Champion Gio Ponti is an example of a horse who excelled on both grass and synthetic surfaces. (Photo courtesy of Eclipse Sportswire)
Predicting how a horse will fare in its turf debut can be akin to walking through a minefield. Sometimes, though, there are loud hints from an unexpected source that should not be ignored.
Take Coffee Clique. She made her turf debut in a Feb. 2 race at Gulfstream Park in an allowance affair filled with opponents who had experience on grass.
Yet a look at Coffee Clique’s past performances indicated she would be competitive in her turf debut. Her last race (Jan. 1) on dirt was a 14-length loss.

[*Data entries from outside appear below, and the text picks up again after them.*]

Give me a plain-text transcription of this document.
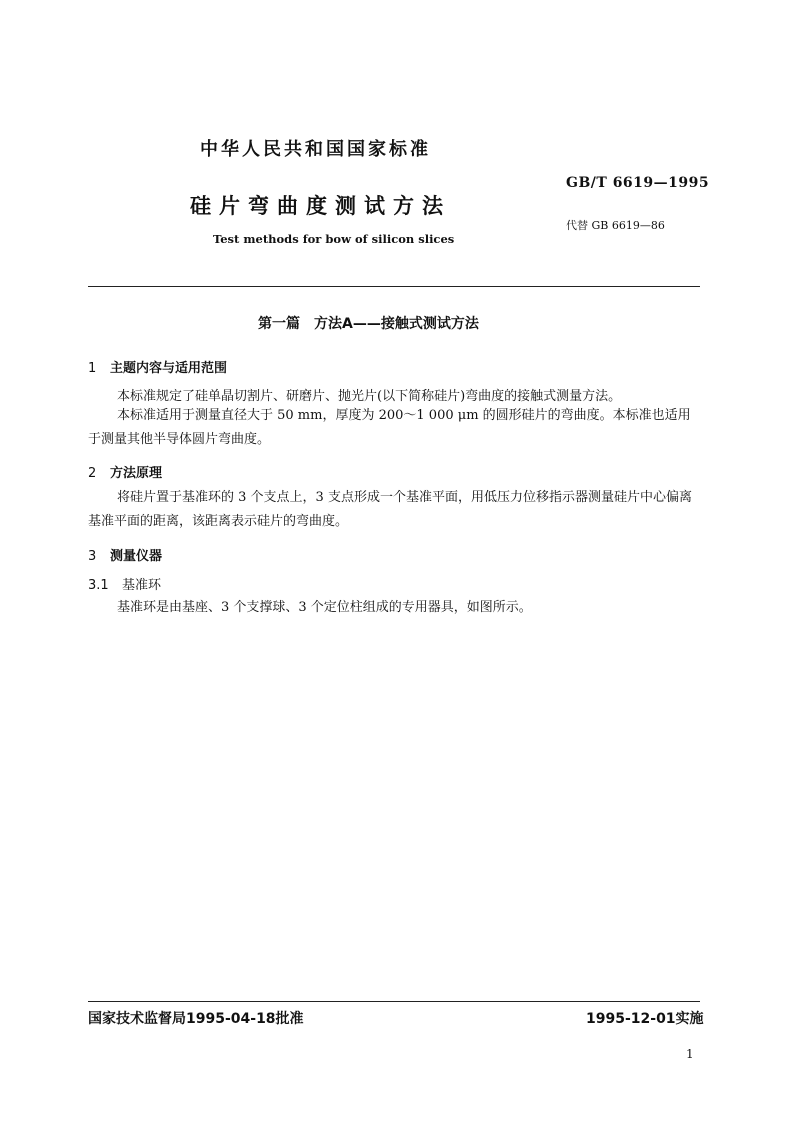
中华人民共和国国家标准
硅片弯曲度测试方法
Test methods for bow of silicon slices
GB/T 6619—1995
代替 GB 6619—86
第一篇　方法A——接触式测试方法
1 主题内容与适用范围
本标准规定了硅单晶切割片、研磨片、抛光片(以下简称硅片)弯曲度的接触式测量方法。
本标准适用于测量直径大于 50 mm，厚度为 200～1 000 μm 的圆形硅片的弯曲度。本标准也适用于测量其他半导体圆片弯曲度。
2 方法原理
将硅片置于基准环的 3 个支点上，3 支点形成一个基准平面，用低压力位移指示器测量硅片中心偏离基准平面的距离，该距离表示硅片的弯曲度。
3 测量仪器
3.1 基准环
基准环是由基座、3 个支撑球、3 个定位柱组成的专用器具，如图所示。
国家技术监督局1995-04-18批准	1995-12-01实施
1
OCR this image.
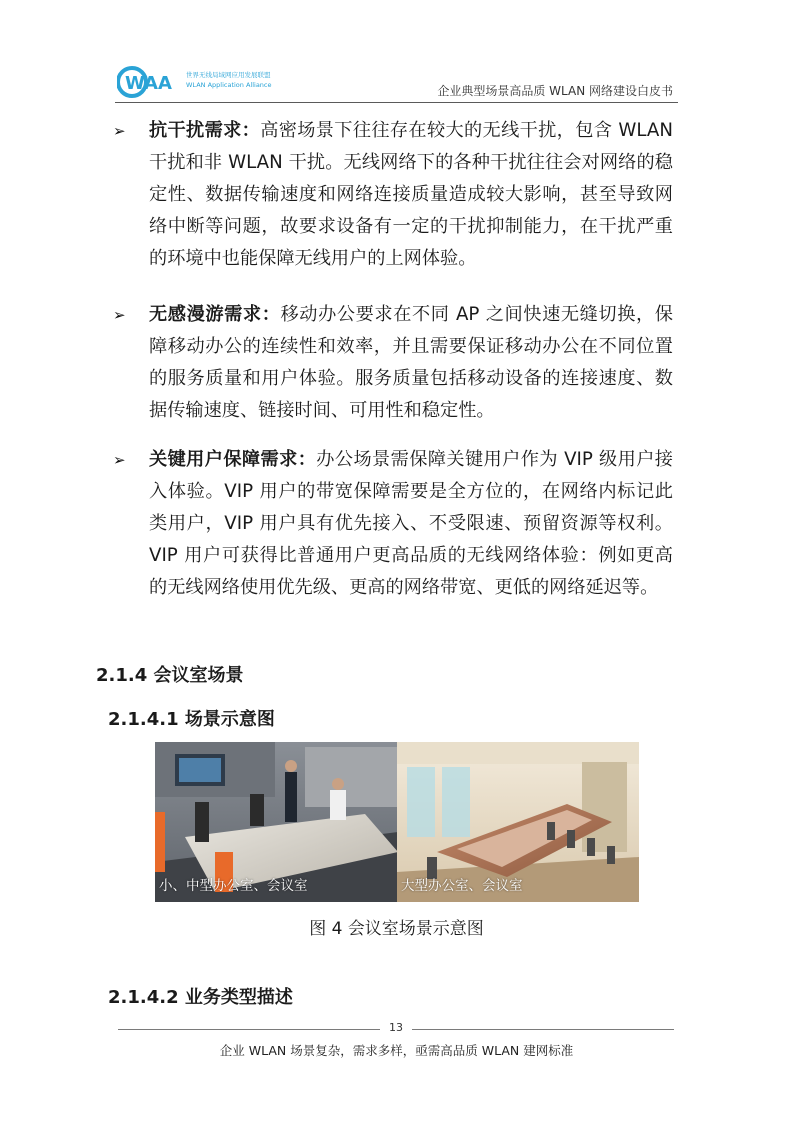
WAA 世界无线局域网应用发展联盟
WLAN Application Alliance	企业典型场景高品质 WLAN 网络建设白皮书
➢	抗干扰需求：高密场景下往往存在较大的无线干扰，包含 WLAN 干扰和非 WLAN 干扰。无线网络下的各种干扰往往会对网络的稳定性、数据传输速度和网络连接质量造成较大影响，甚至导致网络中断等问题，故要求设备有一定的干扰抑制能力，在干扰严重的环境中也能保障无线用户的上网体验。
➢	无感漫游需求：移动办公要求在不同 AP 之间快速无缝切换，保障移动办公的连续性和效率，并且需要保证移动办公在不同位置的服务质量和用户体验。服务质量包括移动设备的连接速度、数据传输速度、链接时间、可用性和稳定性。
➢	关键用户保障需求：办公场景需保障关键用户作为 VIP 级用户接入体验。VIP 用户的带宽保障需要是全方位的，在网络内标记此类用户，VIP 用户具有优先接入、不受限速、预留资源等权利。VIP 用户可获得比普通用户更高品质的无线网络体验：例如更高的无线网络使用优先级、更高的网络带宽、更低的网络延迟等。
2.1.4 会议室场景
2.1.4.1 场景示意图
小、中型办公室、会议室	大型办公室、会议室
图 4 会议室场景示意图
2.1.4.2 业务类型描述
13
企业 WLAN 场景复杂，需求多样，亟需高品质 WLAN 建网标准
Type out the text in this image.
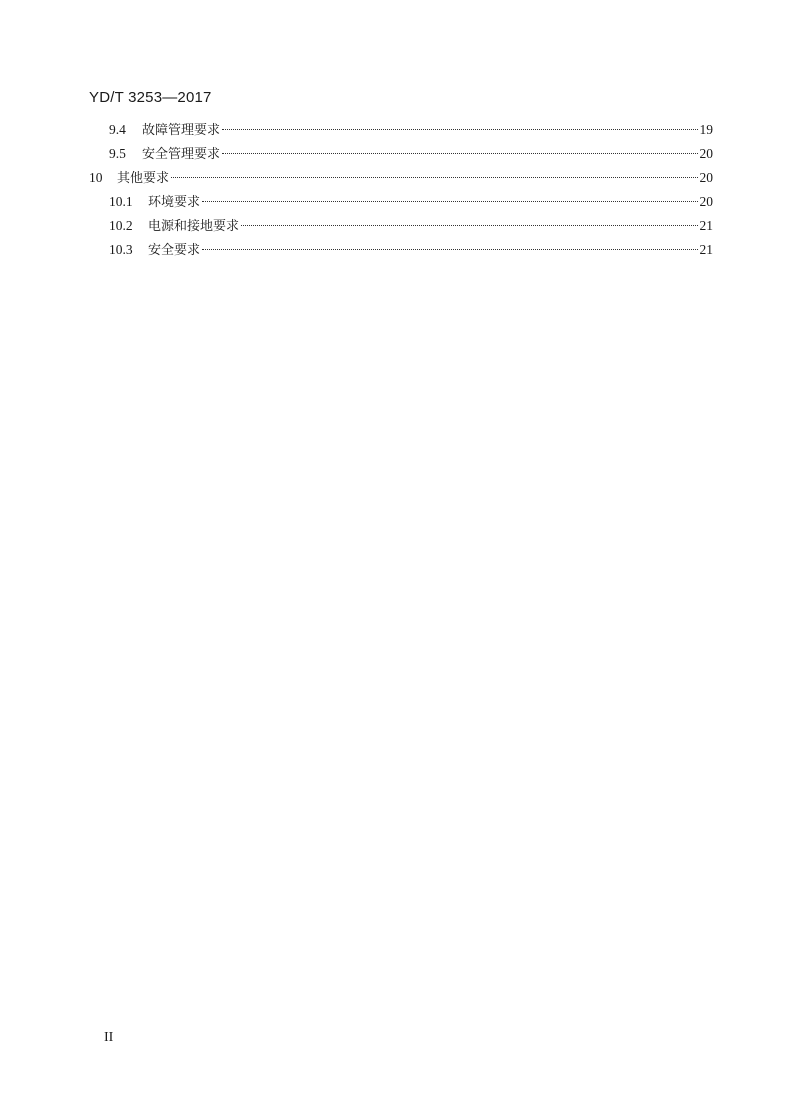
YD/T 3253—2017
9.4	故障管理要求	19
9.5	安全管理要求	20
10	其他要求	20
10.1	环境要求	20
10.2	电源和接地要求	21
10.3	安全要求	21
II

Prior to that, though, came a one-length victory on the synthetic Polytrack surface at Woodbine in a career debut.
Those two vastly different performances showed a preference for a synthetic surface, which often equates to a fondness for turf.

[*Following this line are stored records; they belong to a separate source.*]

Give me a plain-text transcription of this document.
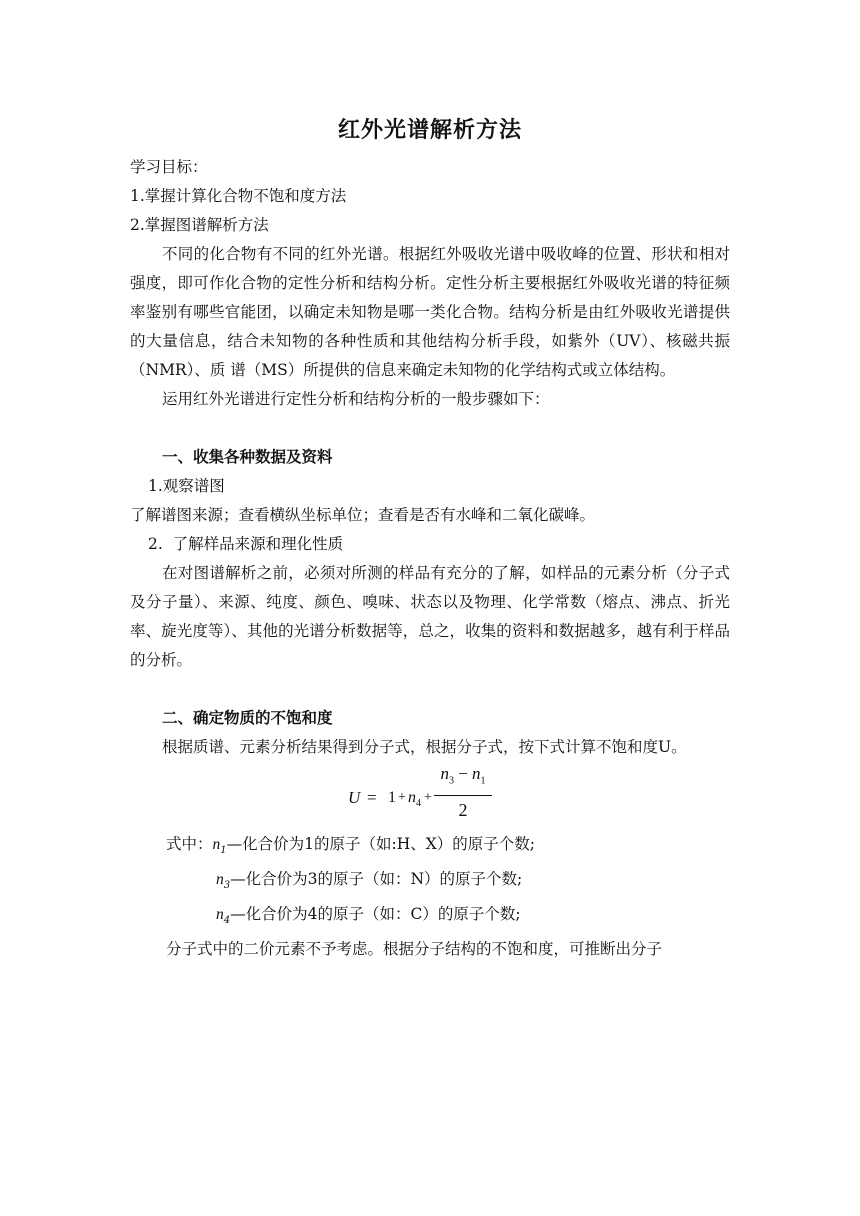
红外光谱解析方法

学习目标：

1.掌握计算化合物不饱和度方法

2.掌握图谱解析方法

不同的化合物有不同的红外光谱。根据红外吸收光谱中吸收峰的位置、形状和相对强度，即可作化合物的定性分析和结构分析。定性分析主要根据红外吸收光谱的特征频率鉴别有哪些官能团，以确定未知物是哪一类化合物。结构分析是由红外吸收光谱提供的大量信息，结合未知物的各种性质和其他结构分析手段，如紫外（UV）、核磁共振（NMR）、质 谱（MS）所提供的信息来确定未知物的化学结构式或立体结构。

运用红外光谱进行定性分析和结构分析的一般步骤如下：

一、收集各种数据及资料

1.观察谱图

了解谱图来源；查看横纵坐标单位；查看是否有水峰和二氧化碳峰。

2.  了解样品来源和理化性质

在对图谱解析之前，必须对所测的样品有充分的了解，如样品的元素分析（分子式及分子量）、来源、纯度、颜色、嗅味、状态以及物理、化学常数（熔点、沸点、折光率、旋光度等）、其他的光谱分析数据等，总之，收集的资料和数据越多，越有利于样品的分析。

二、确定物质的不饱和度

根据质谱、元素分析结果得到分子式，根据分子式，按下式计算不饱和度U。

$U = 1 + n_4$ +
$n_3 - n_1$
2

式中：$n_1—$化合价为1的原子（如:H、X）的原子个数;

$n_3—$化合价为3的原子（如：N）的原子个数;

$n_4—$化合价为4的原子（如：C）的原子个数;

分子式中的二价元素不予考虑。根据分子结构的不饱和度，可推断出分子
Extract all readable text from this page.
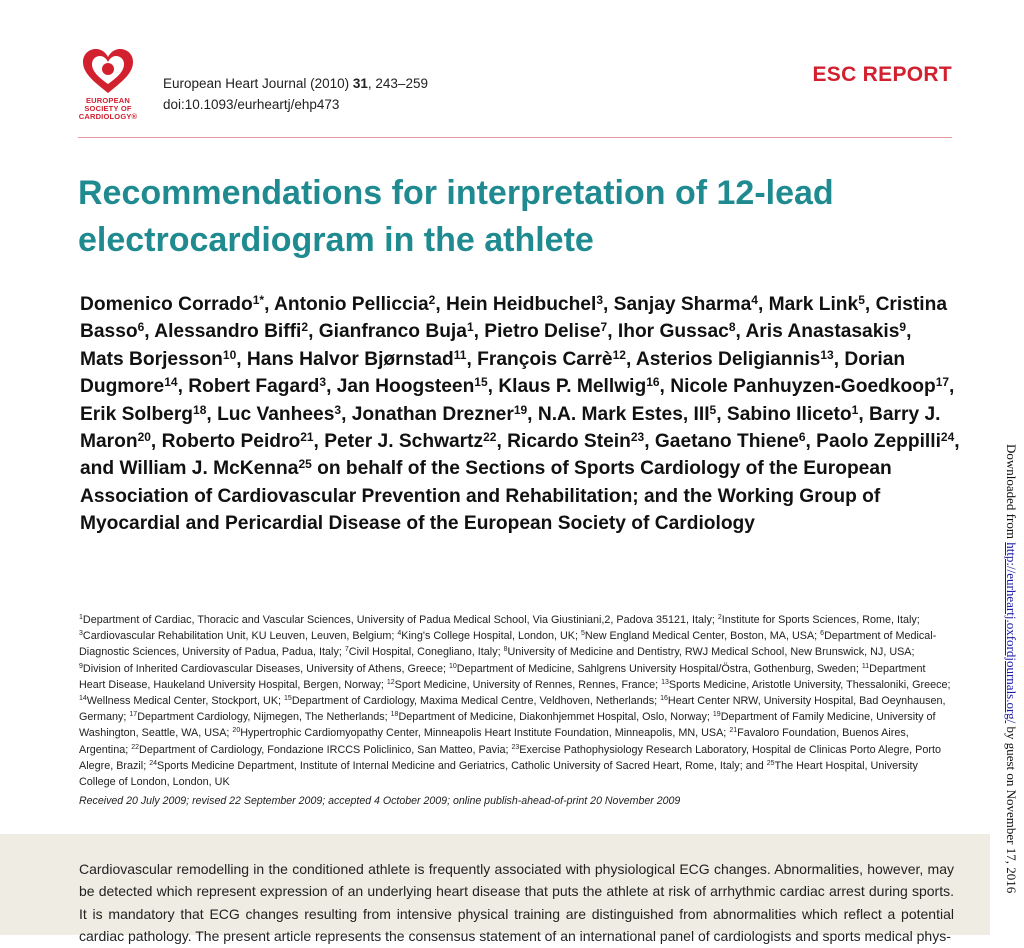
EUROPEAN
SOCIETY OF
CARDIOLOGY®
European Heart Journal (2010) 31, 243–259
doi:10.1093/eurheartj/ehp473
ESC REPORT
Recommendations for interpretation of 12-lead electrocardiogram in the athlete

Domenico Corrado$^{1*}$, Antonio Pelliccia$^2$, Hein Heidbuchel$^3$, Sanjay Sharma$^4$, Mark Link$^5$, Cristina Basso$^6$, Alessandro Biffi$^2$, Gianfranco Buja$^1$, Pietro Delise$^7$, Ihor Gussac$^8$, Aris Anastasakis$^9$, Mats Borjesson$^{10}$, Hans Halvor Bjørnstad$^{11}$, François Carrè$^{12}$, Asterios Deligiannis$^{13}$, Dorian Dugmore$^{14}$, Robert Fagard$^3$, Jan Hoogsteen$^{15}$, Klaus P. Mellwig$^{16}$, Nicole Panhuyzen-Goedkoop$^{17}$, Erik Solberg$^{18}$, Luc Vanhees$^3$, Jonathan Drezner$^{19}$, N.A. Mark Estes, III$^5$, Sabino Iliceto$^1$, Barry J. Maron$^{20}$, Roberto Peidro$^{21}$, Peter J. Schwartz$^{22}$, Ricardo Stein$^{23}$, Gaetano Thiene$^6$, Paolo Zeppilli$^{24}$, and William J. McKenna$^{25}$ on behalf of the Sections of Sports Cardiology of the European Association of Cardiovascular Prevention and Rehabilitation; and the Working Group of Myocardial and Pericardial Disease of the European Society of Cardiology

$^1$Department of Cardiac, Thoracic and Vascular Sciences, University of Padua Medical School, Via Giustiniani,2, Padova 35121, Italy; $^2$Institute for Sports Sciences, Rome, Italy; $^3$Cardiovascular Rehabilitation Unit, KU Leuven, Leuven, Belgium; $^4$King's College Hospital, London, UK; $^5$New England Medical Center, Boston, MA, USA; $^6$Department of Medical-Diagnostic Sciences, University of Padua, Padua, Italy; $^7$Civil Hospital, Conegliano, Italy; $^8$University of Medicine and Dentistry, RWJ Medical School, New Brunswick, NJ, USA; $^9$Division of Inherited Cardiovascular Diseases, University of Athens, Greece; $^{10}$Department of Medicine, Sahlgrens University Hospital/Östra, Gothenburg, Sweden; $^{11}$Department Heart Disease, Haukeland University Hospital, Bergen, Norway; $^{12}$Sport Medicine, University of Rennes, Rennes, France; $^{13}$Sports Medicine, Aristotle University, Thessaloniki, Greece; $^{14}$Wellness Medical Center, Stockport, UK; $^{15}$Department of Cardiology, Maxima Medical Centre, Veldhoven, Netherlands; $^{16}$Heart Center NRW, University Hospital, Bad Oeynhausen, Germany; $^{17}$Department Cardiology, Nijmegen, The Netherlands; $^{18}$Department of Medicine, Diakonhjemmet Hospital, Oslo, Norway; $^{19}$Department of Family Medicine, University of Washington, Seattle, WA, USA; $^{20}$Hypertrophic Cardiomyopathy Center, Minneapolis Heart Institute Foundation, Minneapolis, MN, USA; $^{21}$Favaloro Foundation, Buenos Aires, Argentina; $^{22}$Department of Cardiology, Fondazione IRCCS Policlinico, San Matteo, Pavia; $^{23}$Exercise Pathophysiology Research Laboratory, Hospital de Clinicas Porto Alegre, Porto Alegre, Brazil; $^{24}$Sports Medicine Department, Institute of Internal Medicine and Geriatrics, Catholic University of Sacred Heart, Rome, Italy; and $^{25}$The Heart Hospital, University College of London, London, UK

Received 20 July 2009; revised 22 September 2009; accepted 4 October 2009; online publish-ahead-of-print 20 November 2009

Cardiovascular remodelling in the conditioned athlete is frequently associated with physiological ECG changes. Abnormalities, however, may be detected which represent expression of an underlying heart disease that puts the athlete at risk of arrhythmic cardiac arrest during sports. It is mandatory that ECG changes resulting from intensive physical training are distinguished from abnormalities which reflect a potential cardiac pathology. The present article represents the consensus statement of an international panel of cardiologists and sports medical phys-

Downloaded from http://eurheartj.oxfordjournals.org/ by guest on November 17, 2016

In Coffee Clique’s case, her winning form on Polytrack translated into a 1 ¾-length victory on turf and a nice $18 payoff.
The lesson: Dirt, turf and synthetics are considered different surfaces, but if there’s a correlation between two of them it would be turf and synthetics. Using that rule of thumb can often predict how a successful turf runner might fare on synthetics and how a solid synthetics runner might handle turf.